Platform: Code4rena
Start Date: 25/01/2022
Pot Size: $50,000 USDT
Total HM: 17
Participants: 39
Period: 3 days
Judge: LSDan
Total Solo HM: 9
Id: 79
League: ETH
Rank: 16/39
Findings: 2
Award: $984.37
🌟 Selected for report: 1
🚀 Solo Findings: 0
🌟 Selected for report: harleythedog
Also found by: sirhashalot
700.6157 USDT - $700.62
harleythedog
In LaunchEvent.sol, the function _safeTransferAVAX is as follows:
function _safeTransferAVAX(address _to, uint256 _value) internal { (bool success, ) = _to.call{value: _value}(new bytes(0)); require(success, "LaunchEvent: avax transfer failed"); }
This function is utilized in a few different places in the contract. According to the Solidity docs), "The low-level functions call, delegatecall and staticcall return true as their first return value if the account called is non-existent, as part of the design of the EVM. Account existence must be checked prior to calling if needed".
As a result, it is possible that this call will fail, but _safeTransferAVAX will not notice anything went wrong. In particular, it is possible that the address rocketJoeFactory.penaltyCollector() is a deleted contract (perhaps a security flaw was found and selfdestruct was called so that users know to use an updated smart contract), but _safeTransferAVAX will not revert. If rocketJoeFactory.penaltyCollector() is indeed a non-existent contract, it would be better for _safeTransferAVAX to revert until an admin can manually correct the penaltyCollector in the factory.
For reference, see a similar high severity reported in a Uniswap audit here (report # 9): https://github.com/Uniswap/v3-core/blob/main/audits/tob/audit.pdf
See _safeTransferAVAX here. See how this function is called with _to as rocketJoeFactory.penaltyCollector() here, but this contract's existence is not verified, which is a problem as described above.
Inspection.
Check for contract existence on low-level calls, so that failures are not missed.

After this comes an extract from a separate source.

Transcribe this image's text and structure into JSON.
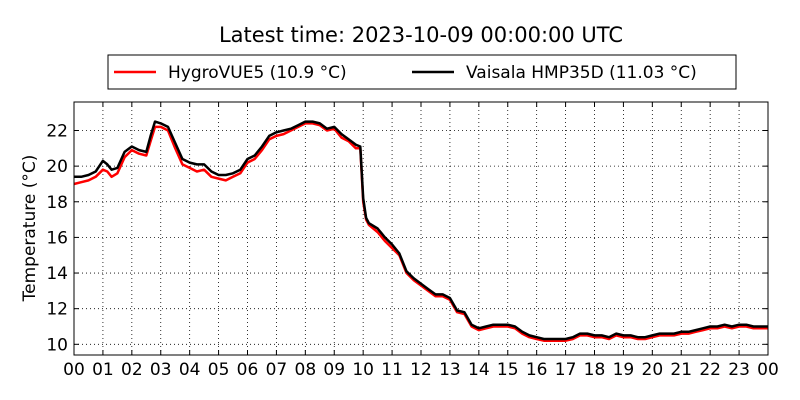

🌟 Selected for report: cmichel
Also found by: UncleGrandpa925, WatchPug, harleythedog
harleythedog
The whole point of the LaunchEvent.sol contract is to gather token and WAVAX to be added to a JoePair. Looking at the JoeRouter02.sol code here, I am not seeing anything preventing a griefer from creating a pair for token and WAVAX before the LaunchEvent.sol function createPair can be called. If a griefer does this, and adds a tiny bit of liquidity, there is essentially no cost to the griefer, and all calls to createPair will revert due to the require statement here.
This jeopardizes the whole point of the contract, and the griefing attack would be easy to time (since LaunchEvent.sol has to complete 3 stages before createPair can even be called), so I consider this a high severity issue.
See the code for createPair here.
Inspection.
The require statements in createPair should be reconsidered. Requiring that there be zero supply if the pair already exists is too restrictive. Perhaps only a certain amount of liquidity should be allowed, but certainly more than zero should be allowed, or else anyone can easily grief as described above.
#0 - cryptofish7
2022-01-31T14:19:48Z
Duplicate of #246
#1 - dmvt
2022-02-22T19:49:32Z
Duplicate of #197. Funds would not be lost but protocol availability would be impacted.